Exploring the High-dimensional Random Landscapes of Data Science (3/3)
Machine learning and Data science algorithms involve in their last stage the need for optimization of complex random functions in very high dimensions. I will briefly survey how these landscapes can be topologically complex, whether this is important or not, and how the usual simple optimization algorithms like Stochastic Gradient Descent (SGD) perform in these difficult contexts. I will mostly rely on joint works with Reza Gheissari (Northwestern), Aukosh Jagganath (Waterloo), Jiaoyang Huang (Wharton).
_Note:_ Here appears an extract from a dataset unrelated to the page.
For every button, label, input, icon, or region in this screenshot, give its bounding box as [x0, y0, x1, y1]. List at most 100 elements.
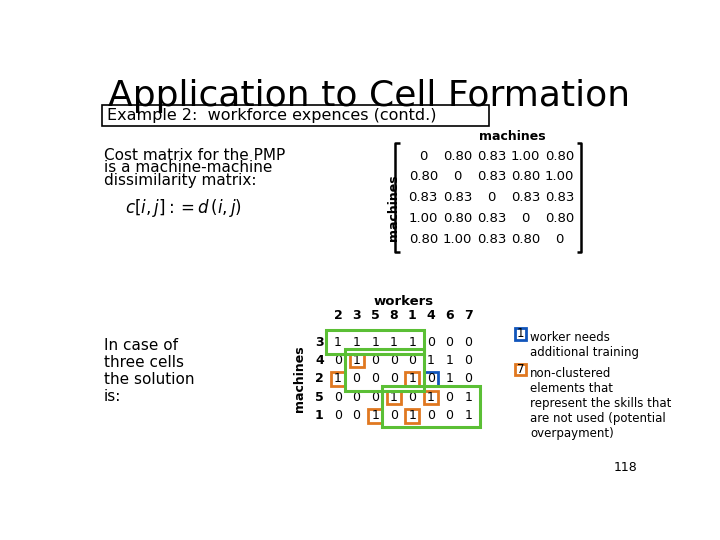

I will first introduce the whole framework for non-experts, from the structure of the typical tasks to the natural structures of neural nets used in standard contexts. l will then cover briefly the classical and usual context of SGD in finite dimensions. We will then concentrate first on a simple example, which happens to be close to statistical physics, i.e. the so-called Tensor PCA model, and show how it is related to spherical spin glasses. We will survey the topological properties of this model, and how simple algorithms perform in the basic estimation task of a single spike. We will then move on to the so-called single index models, and then to the notion of "effective dynamics” and “summary statistics”. These effective dynamics, when they exist, run in much smaller dimension and rule the performance of the algorithm. The next step will be to understand how the system finds these “summary statistics”. We will show how this is based on a dynamical spectral transition: along the trajectory of the optimization path, the Gram matrix or the Hessian matrix develop outliers which carry these effective dynamics. I will naturally first come back to the Random Matrix tools needed here (the behavior of the edge of the spectrum and the BBP transition) in a much broader context. We will illustrate this with a few examples from ML: multilayer neural nets for classification (of Gaussian mixtures), and the XOR examples, for instance, or from Statistics like the multi-spike Tensor PCA (from a recent joint work with Cedric Gerbelot (Courant) and Vanessa Piccolo (ENS Lyon)).